3

I'm trying to understand what algorithm Cassandra uses to generate murmur3 hashes of composite partition keys. I know I can obtain the value directly from CQL but I want to reproduce the behaviour of Cassandra for any given tuple directly from Java/scala code.

For simple partition keys the following function computes the correct value (at least in many cases, I know by looking at source code that it is not exact):

long l = com.google.common.hash.Hashing.Hashing.murmur3_128().hashString("my-string", Charset.forName("UTF-8")).asLong();

What if I have two columns on partition key ?

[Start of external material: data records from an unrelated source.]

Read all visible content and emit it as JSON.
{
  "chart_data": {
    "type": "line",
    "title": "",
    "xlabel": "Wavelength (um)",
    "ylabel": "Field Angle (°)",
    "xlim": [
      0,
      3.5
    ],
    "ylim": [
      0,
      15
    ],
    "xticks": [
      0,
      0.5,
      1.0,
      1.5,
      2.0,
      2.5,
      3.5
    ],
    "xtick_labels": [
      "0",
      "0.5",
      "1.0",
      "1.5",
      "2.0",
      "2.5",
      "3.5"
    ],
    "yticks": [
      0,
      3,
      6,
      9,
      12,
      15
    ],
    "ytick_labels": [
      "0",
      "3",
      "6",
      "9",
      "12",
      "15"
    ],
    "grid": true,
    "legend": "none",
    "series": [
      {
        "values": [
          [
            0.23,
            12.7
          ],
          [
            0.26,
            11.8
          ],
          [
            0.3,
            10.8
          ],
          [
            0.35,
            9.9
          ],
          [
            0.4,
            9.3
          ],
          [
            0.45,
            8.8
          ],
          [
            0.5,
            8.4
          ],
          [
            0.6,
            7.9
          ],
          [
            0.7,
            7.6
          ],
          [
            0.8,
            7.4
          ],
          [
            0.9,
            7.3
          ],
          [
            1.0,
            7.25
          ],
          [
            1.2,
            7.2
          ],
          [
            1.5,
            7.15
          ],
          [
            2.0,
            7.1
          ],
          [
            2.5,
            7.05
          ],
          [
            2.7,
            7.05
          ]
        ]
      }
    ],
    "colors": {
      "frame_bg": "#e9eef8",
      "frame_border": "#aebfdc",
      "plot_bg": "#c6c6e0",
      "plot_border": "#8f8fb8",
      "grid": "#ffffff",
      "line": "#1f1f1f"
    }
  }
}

The hash of the concatenation of the two strings is not the same.

Nicola Ferraro
  • 4,051
  • 5
  • 28
  • 60
  • possible duplicate of [Murmur3 Hash Algorithm Used in Cassandra](http://stackoverflow.com/questions/16562427/murmur3-hash-algorithm-used-in-cassandra) – Aaron Nov 30 '14 at 14:20
  • Follow the link to the question above, and look in the comments on the answer. – Aaron Nov 30 '14 at 14:20

1 Answers1

6

Thanks for giving me more details about the algorithm. I wrote a sample code in order to share the solution.

byte[] keyBytes;
try(ByteArrayOutputStream bos = new ByteArrayOutputStream(); DataOutputStream out = new DataOutputStream(bos)) {    

    String[] keys = new String[] {"key1", "key2"};
    for(String key : keys) {
        byte[] arr = key.getBytes("UTF-8");
        out.writeShort(arr.length);
        out.write(arr, 0, arr.length);
        out.writeByte(0);
    }
    out.flush();
    keyBytes = bos.toByteArray();
}

long hash = Hashing.murmur3_128().hashBytes(keyBytes).asLong();
Nicola Ferraro
  • 4,051
  • 5
  • 28
  • 60